メリー姉さんは、実際に売りに出された新聞を、自分の目で確認していた。「ベリネスタル」級装甲空母が、戦艦の砲撃で炎上し、黒煙を濛々と噴き上げている写真の隣にて、無線機を背負って弾着観測を行っている戦姫も載せられている。

「西海洋海戦 合衆国海軍の勝利に終わる」

「爆炎の中に消える敵空母」

 そして、紙面を1枚めくったところに、船員が燃えながら海に落ちていく写真も載っている。

「同盟軍艦隊 船員を守り切れずに大敗」

 の一文も載せられている。もうこれで西海洋では大規模な艦隊決戦は起きないと、誰もが考えていた。そして、それはほぼ正しい認識であった。北ソメリト戦線での戦闘は、これで終わった。

「姉さんを差し置いて、私の写真が載っちゃって、なんか」

「良いじゃない。良い写真だと思うわ」

「本当は、もっと違う写真が撮りたいんです」

「まぁこれを機会に、色々と勉強しなさい。人生まだ長いんだから。学ぶ事は多いでしょう。
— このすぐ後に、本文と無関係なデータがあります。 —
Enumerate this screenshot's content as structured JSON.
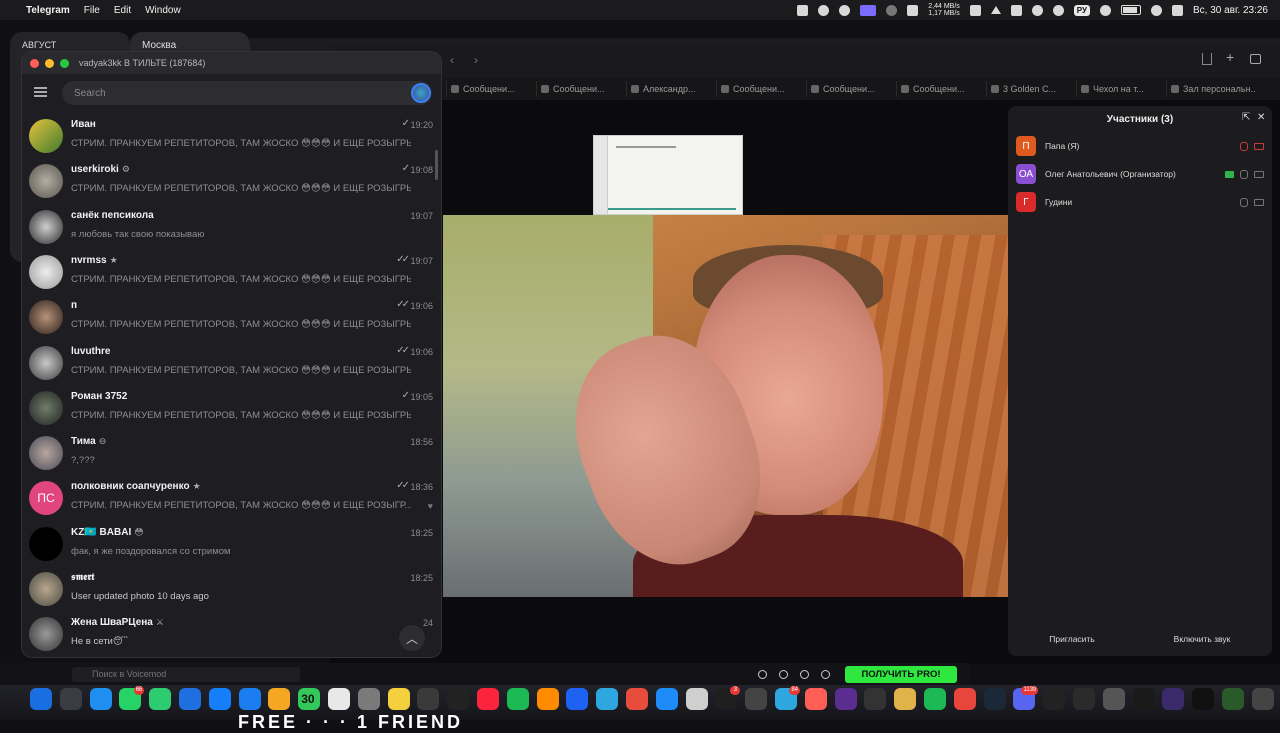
{
  "menubar": {
    "app": "Telegram",
    "menus": [
      "File",
      "Edit",
      "Window"
    ],
    "net_up": "2,44 MB/s",
    "net_down": "1,17 MB/s",
    "keyboard": "РУ",
    "datetime": "Вс, 30 авг.  23:26"
  },
  "background": {
    "calendar1_label": "АВГУСТ",
    "calendar2_label": "Москва"
  },
  "zoom": {
    "tabs": [
      "Сообщени...",
      "Сообщени...",
      "Александр...",
      "Сообщени...",
      "Сообщени...",
      "Сообщени...",
      "3 Golden C...",
      "Чехол на т...",
      "Зал персональн..."
    ],
    "participants": {
      "title": "Участники (3)",
      "list": [
        {
          "initials": "П",
          "name": "Папа (Я)",
          "color": "#e05a1f"
        },
        {
          "initials": "ОА",
          "name": "Олег Анатольевич (Организатор)",
          "color": "#8a4fd1"
        },
        {
          "initials": "Г",
          "name": "Гудини",
          "color": "#d92b2b"
        }
      ],
      "invite": "Пригласить",
      "unmute_all": "Включить звук"
    }
  },
  "telegram": {
    "window_title": "vadyak3kk В ТИЛЬТЕ (187684)",
    "search_placeholder": "Search",
    "chats": [
      {
        "name": "Иван",
        "badge": "",
        "time": "19:20",
        "check": "✓",
        "msg": "СТРИМ. ПРАНКУЕМ РЕПЕТИТОРОВ, ТАМ ЖОСКО 😳😳😳 И ЕЩЕ РОЗЫГРЫШ..."
      },
      {
        "name": "userkiroki",
        "badge": "⚙",
        "time": "19:08",
        "check": "✓",
        "msg": "СТРИМ. ПРАНКУЕМ РЕПЕТИТОРОВ, ТАМ ЖОСКО 😳😳😳 И ЕЩЕ РОЗЫГРЫШ..."
      },
      {
        "name": "санёк пепсикола",
        "badge": "",
        "time": "19:07",
        "check": "",
        "msg": "я любовь так свою показываю"
      },
      {
        "name": "nvrmss",
        "badge": "★",
        "time": "19:07",
        "check": "✓✓",
        "msg": "СТРИМ. ПРАНКУЕМ РЕПЕТИТОРОВ, ТАМ ЖОСКО 😳😳😳 И ЕЩЕ РОЗЫГРЫШ..."
      },
      {
        "name": "п",
        "badge": "",
        "time": "19:06",
        "check": "✓✓",
        "msg": "СТРИМ. ПРАНКУЕМ РЕПЕТИТОРОВ, ТАМ ЖОСКО 😳😳😳 И ЕЩЕ РОЗЫГРЫШ..."
      },
      {
        "name": "luvuthre",
        "badge": "",
        "time": "19:06",
        "check": "✓✓",
        "msg": "СТРИМ. ПРАНКУЕМ РЕПЕТИТОРОВ, ТАМ ЖОСКО 😳😳😳 И ЕЩЕ РОЗЫГРЫШ..."
      },
      {
        "name": "Роман 3752",
        "badge": "",
        "time": "19:05",
        "check": "✓",
        "msg": "СТРИМ. ПРАНКУЕМ РЕПЕТИТОРОВ, ТАМ ЖОСКО 😳😳😳 И ЕЩЕ РОЗЫГРЫШ..."
      },
      {
        "name": "Тима",
        "badge": "⊖",
        "time": "18:56",
        "check": "",
        "msg": "?,???"
      },
      {
        "name": "полковник соапчуренко",
        "badge": "★",
        "time": "18:36",
        "check": "✓✓",
        "msg": "СТРИМ. ПРАНКУЕМ РЕПЕТИТОРОВ, ТАМ ЖОСКО 😳😳😳 И ЕЩЕ РОЗЫГР...",
        "initials": "ПС"
      },
      {
        "name": "KZ🇰🇿 BABAI",
        "badge": "😳",
        "time": "18:25",
        "check": "",
        "msg": "фак, я же поздоровался со стримом"
      },
      {
        "name": "𝖘𝖒𝖊𝖗𝖙",
        "badge": "",
        "time": "18:25",
        "check": "",
        "msg": "User updated photo 10 days ago"
      },
      {
        "name": "Жена ШваРЦена",
        "badge": "⚔",
        "time": "24",
        "check": "",
        "msg": "Не в сети😴"
      }
    ]
  },
  "voicemod": {
    "search_placeholder": "Поиск в Voicemod",
    "pro_button": "ПОЛУЧИТЬ PRO!"
  },
  "dock": {
    "calendar_day": "30",
    "badges": {
      "whatsapp": "66",
      "telegram": "84",
      "discord": "1139",
      "steam": "3"
    }
  },
  "stream_banner": "FREE · · · 1 FRIEND"
}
こう言う仕事で名を売った上で、信用を得るのも大事な事よ」

 メリー姉さんは、正直あんまり良い気持ちはしていない。どうせ、軍部の梃子入れだ。マッドネリー諸島海戦にて、戦姫部隊を戦闘機代わりに使おうとして、多数の戦死者を出した事を忘れさせる為に、何かしらのアピールが必要だったのだ。
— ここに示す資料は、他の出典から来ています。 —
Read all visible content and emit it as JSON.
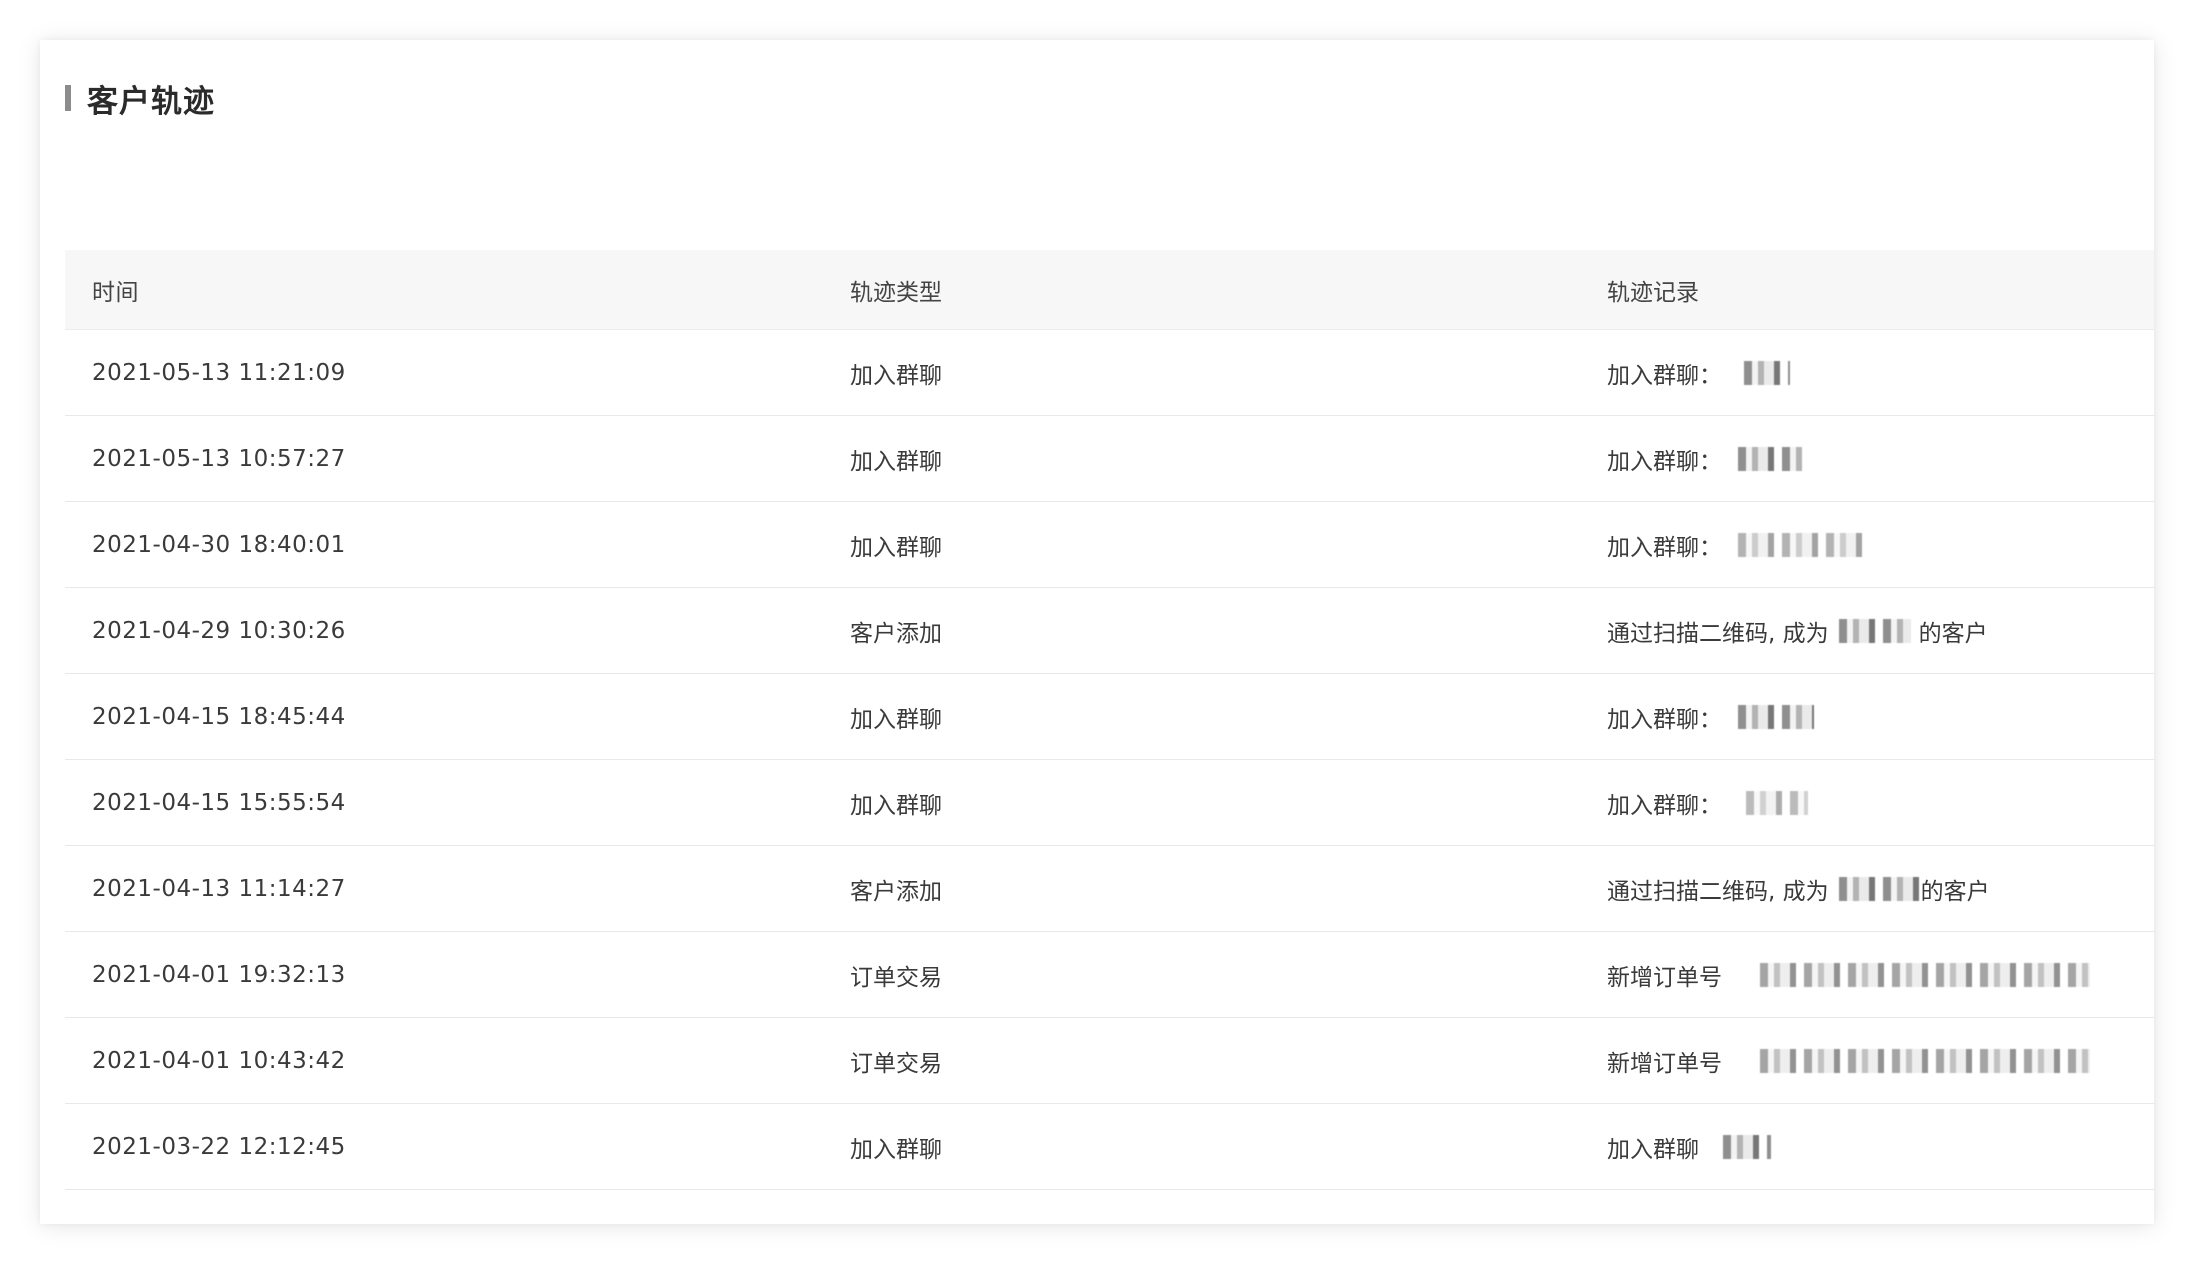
{
  "panel": {
    "title": "客户轨迹"
  },
  "table": {
    "headers": [
      "时间",
      "轨迹类型",
      "轨迹记录"
    ],
    "rows": [
      {
        "time": "2021-05-13 11:21:09",
        "type": "加入群聊",
        "record_prefix": "加入群聊：",
        "record_suffix": ""
      },
      {
        "time": "2021-05-13 10:57:27",
        "type": "加入群聊",
        "record_prefix": "加入群聊：",
        "record_suffix": ""
      },
      {
        "time": "2021-04-30 18:40:01",
        "type": "加入群聊",
        "record_prefix": "加入群聊：",
        "record_suffix": ""
      },
      {
        "time": "2021-04-29 10:30:26",
        "type": "客户添加",
        "record_prefix": "通过扫描二维码, 成为",
        "record_suffix": "的客户"
      },
      {
        "time": "2021-04-15 18:45:44",
        "type": "加入群聊",
        "record_prefix": "加入群聊：",
        "record_suffix": ""
      },
      {
        "time": "2021-04-15 15:55:54",
        "type": "加入群聊",
        "record_prefix": "加入群聊：",
        "record_suffix": ""
      },
      {
        "time": "2021-04-13 11:14:27",
        "type": "客户添加",
        "record_prefix": "通过扫描二维码, 成为",
        "record_suffix": "的客户"
      },
      {
        "time": "2021-04-01 19:32:13",
        "type": "订单交易",
        "record_prefix": "新增订单号",
        "record_suffix": ""
      },
      {
        "time": "2021-04-01 10:43:42",
        "type": "订单交易",
        "record_prefix": "新增订单号",
        "record_suffix": ""
      },
      {
        "time": "2021-03-22 12:12:45",
        "type": "加入群聊",
        "record_prefix": "加入群聊",
        "record_suffix": ""
      }
    ]
  }
}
 仕方が無い。世の中というのは、そう言う理不尽が往々にして有り得る。どちらにせよ、今回の海戦の結果は、「運命」がこちらに微笑んだ様だ。次の主戦場は大海洋になるだろう。もうマッドネリー諸島海戦にて大損害を受けた艦載機と搭乗員の補充は出来ているだろうから、もう1戦仕掛けてくるのは充分有り得る。

 それで、決定的な勝利を得られたら、あるいはこの戦争に勝つ見込みが出てくる。どちらにせよ、大海洋での戦いの主導権はまだレイド・サム公国海軍が握っている。次の出方次第では、また決戦だ。